In section 5 of Wandering Rocks several narrative fragments interrupt the symphony of food, flowers, money, and sex. As Boylan strolls about the shop, "H. E. L. Y.'S filed before him, tallwhitehatted, past Tangier lane, plodding towards their goal." This feels like an interpolation, but the sandwichboard men are said to be passing "before" Boylan, so they must be visible through the shop windows. Tangier Lane is a short dingy alley between numbers 61 and 62 Grafton Street, so obscure that Google Maps has not heard of it. (This is the first of several moments in Wandering Rocks in which readers will be asked to navigate through obscure urban corridors.) In Lestrygonians Bloom saw the men at the bottom of Westmoreland Street, near the river. Now they have worked their way south and are nearing the end of Grafton Street, passing first Thornton's and then Tangier Lane. Their "goal" is identified in section 7: when they reach the corner of St. Stephen's Green, they will turn around and go back the way they came.

In James Joyce's Dublin, Clive Hart observes that the narrative does not make clear whether Boylan actually looks through the window and sees the plodding advertisers, but "The passage in which they appear in this section has the character of an interpolation without in fact being one; like the description in section 2 of Conmee's boarding the tram, it belongs on the fringes of the context into which it is introduced.
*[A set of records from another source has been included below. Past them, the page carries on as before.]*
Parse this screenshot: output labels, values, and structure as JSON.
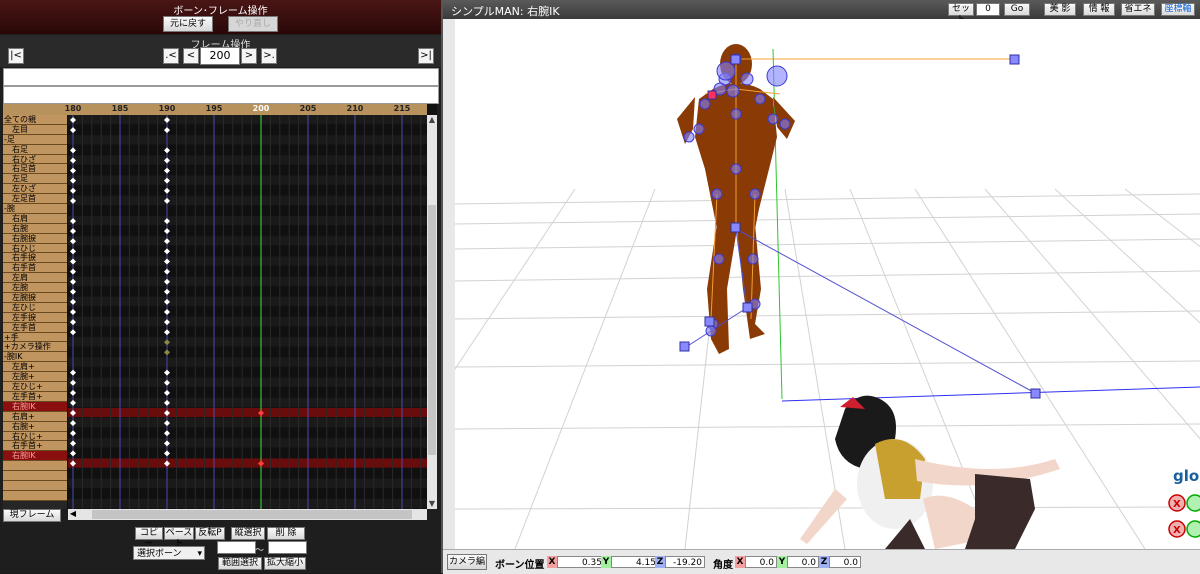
{
  "left_panel": {
    "title": "ボーン･フレーム操作",
    "undo": "元に戻す",
    "redo": "やり直し",
    "frame_ops_title": "フレーム操作",
    "nav": {
      "first": "|<",
      "prev_key": ".<",
      "prev": "<",
      "next": ">",
      "next_key": ">.",
      "last": ">|"
    },
    "frame_value": "200",
    "ruler_labels": [
      "180",
      "185",
      "190",
      "195",
      "200",
      "205",
      "210",
      "215"
    ],
    "bone_rows": [
      "全ての親",
      "左目",
      "-足",
      "右足",
      "右ひざ",
      "右足首",
      "左足",
      "左ひざ",
      "左足首",
      "-腕",
      "右肩",
      "右腕",
      "右腕捩",
      "右ひじ",
      "右手捩",
      "右手首",
      "左肩",
      "左腕",
      "左腕捩",
      "左ひじ",
      "左手捩",
      "左手首",
      "+手",
      "+カメラ操作",
      "-腕IK",
      "左肩+",
      "左腕+",
      "左ひじ+",
      "左手首+",
      "右腕IK",
      "右肩+",
      "右腕+",
      "右ひじ+",
      "右手首+",
      "右腕IK",
      "",
      "",
      "",
      ""
    ],
    "current_frame_btn": "現フレーム",
    "buttons": {
      "copy": "コピー",
      "paste": "ペースト",
      "paste_inv": "反転P",
      "vsel": "縦選択",
      "delete": "削 除",
      "range": "範囲選択",
      "zoom": "拡大縮小"
    },
    "select_dropdown": "選択ボーン",
    "tilde": "～",
    "colors": {
      "header_bg": "#3a0f0f",
      "bone_label_bg": "#c0955f",
      "selected_row": "#8a1010"
    }
  },
  "viewport": {
    "title": "シンプルMAN: 右腕IK",
    "tools": {
      "set": "セット",
      "set_value": "0",
      "go": "Go",
      "beauty": "美 影",
      "info": "情 報",
      "save_energy": "省エネ",
      "coord": "座標軸"
    },
    "overlay_label": "glo",
    "axis_letters": {
      "x": "X",
      "y": "Y",
      "z": "Z"
    }
  },
  "status": {
    "camera_btn": "カメラ編",
    "bone_pos_label": "ボーン位置",
    "pos": {
      "x": "0.35",
      "y": "4.15",
      "z": "-19.20"
    },
    "angle_label": "角度",
    "angle": {
      "x": "0.0",
      "y": "0.0",
      "z": "0.0"
    }
  }
}
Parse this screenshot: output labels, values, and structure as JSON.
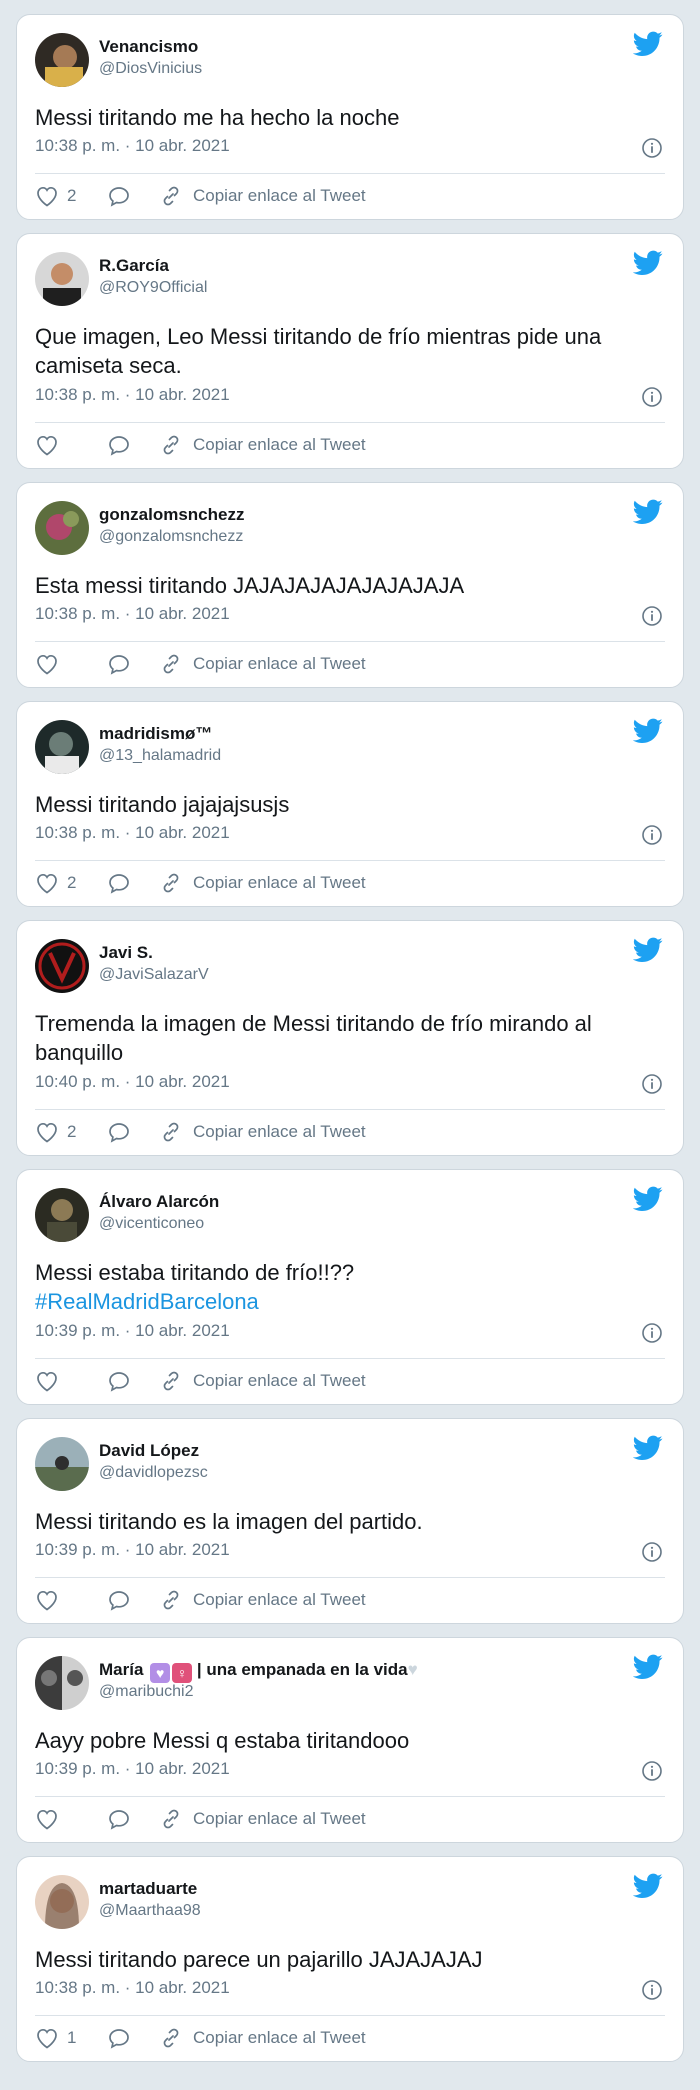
{
  "colors": {
    "background": "#e1e8ed",
    "card": "#ffffff",
    "text": "#14171a",
    "secondary": "#657786",
    "twitter_blue": "#1da1f2",
    "hashtag": "#1b95e0"
  },
  "icons": {
    "brand": "twitter-bird-icon",
    "info": "info-icon",
    "like": "heart-outline-icon",
    "reply": "speech-bubble-icon",
    "link": "chain-link-icon"
  },
  "tweets": [
    {
      "name": "Venancismo",
      "handle": "@DiosVinicius",
      "text": "Messi tiritando me ha hecho la noche",
      "timestamp": "10:38 p. m. · 10 abr. 2021",
      "likes": "2",
      "copy_link": "Copiar enlace al Tweet"
    },
    {
      "name": "R.García",
      "handle": "@ROY9Official",
      "text": "Que imagen, Leo Messi tiritando de frío mientras pide una camiseta seca.",
      "timestamp": "10:38 p. m. · 10 abr. 2021",
      "likes": "",
      "copy_link": "Copiar enlace al Tweet"
    },
    {
      "name": "gonzalomsnchezz",
      "handle": "@gonzalomsnchezz",
      "text": "Esta messi tiritando JAJAJAJAJAJAJAJAJA",
      "timestamp": "10:38 p. m. · 10 abr. 2021",
      "likes": "",
      "copy_link": "Copiar enlace al Tweet"
    },
    {
      "name": "madridismø™",
      "handle": "@13_halamadrid",
      "text": "Messi tiritando jajajajsusjs",
      "timestamp": "10:38 p. m. · 10 abr. 2021",
      "likes": "2",
      "copy_link": "Copiar enlace al Tweet"
    },
    {
      "name": "Javi S.",
      "handle": "@JaviSalazarV",
      "text": "Tremenda la imagen de Messi tiritando de frío mirando al banquillo",
      "timestamp": "10:40 p. m. · 10 abr. 2021",
      "likes": "2",
      "copy_link": "Copiar enlace al Tweet"
    },
    {
      "name": "Álvaro Alarcón",
      "handle": "@vicenticoneo",
      "text": "Messi estaba tiritando de  frío!!??",
      "hashtag": "#RealMadridBarcelona",
      "timestamp": "10:39 p. m. · 10 abr. 2021",
      "likes": "",
      "copy_link": "Copiar enlace al Tweet"
    },
    {
      "name": "David López",
      "handle": "@davidlopezsc",
      "text": "Messi tiritando es la imagen del partido.",
      "timestamp": "10:39 p. m. · 10 abr. 2021",
      "likes": "",
      "copy_link": "Copiar enlace al Tweet"
    },
    {
      "name": "María",
      "name_suffix": "| una empanada en la vida",
      "handle": "@maribuchi2",
      "text": "Aayy pobre Messi q estaba tiritandooo",
      "timestamp": "10:39 p. m. · 10 abr. 2021",
      "likes": "",
      "copy_link": "Copiar enlace al Tweet"
    },
    {
      "name": "martaduarte",
      "handle": "@Maarthaa98",
      "text": "Messi tiritando parece un pajarillo JAJAJAJAJ",
      "timestamp": "10:38 p. m. · 10 abr. 2021",
      "likes": "1",
      "copy_link": "Copiar enlace al Tweet"
    }
  ]
}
That it is indeed a minor part of the context is suggested by Corley's remarks in Eumaeus, in which he reveals that Boylan acts as an agent for sandwichboard men and that he has approached Miss Dunne in vain in the hope of finding employment as one. Those advertising Hely's are presumably supplied by Boylan" (49). He may be wrong about this last point: in Lestrygonians Bloom has thought, "They are not Boyl: no, M'Glade's men." But since he does make some of his money by hiring miserably poor wretches to perform this demeaning work, their sad parade provides a telling counterpart to his lavish displays of wealth.

Shortly afterward comes a true interpolation: "A darkbacked figure under Merchants' arch scanned books on the hawker's cart." This is Leopold Bloom, seen in section 10 thumbing through a bookseller's wares before finally discovering The Sweets of Sin, which describes a beautiful woman conducting an affair with the exotically named Raoul and spending her husband's money on rich clothes to entice him. The story sexually excites the soon-to-be-cuckolded Bloom, so the intrusion strongly echoes the action in section 5. Boylan has just asked the shopgirl, "Can you send them by tram? Now?" Both he and Bloom are spending money to feed Molly's carnal appetites and in the process experiencing arousal themselves. Gunn and Hart note that sending things by tram was "a regular way of sending parcels in Dublin at the time. The cost would have been 2d" (49).

Section 5 concludes with Boylan asking the shopgirl for one more favor: "— May I say a word to your telephone, missy? he asked roguishly." Section 7 will show this call taking place, presumably a minute or two later, as Miss Dunne picks up the phone in Boylan's office and conducts several items of business with her employer. Other than this not-quite-simultaneous connection, and Boylan's wish to have the basket delivered "Now" (so that it will arrive in advance of his planned 4:00 meeting with Molly), section 5 contains no temporal markers.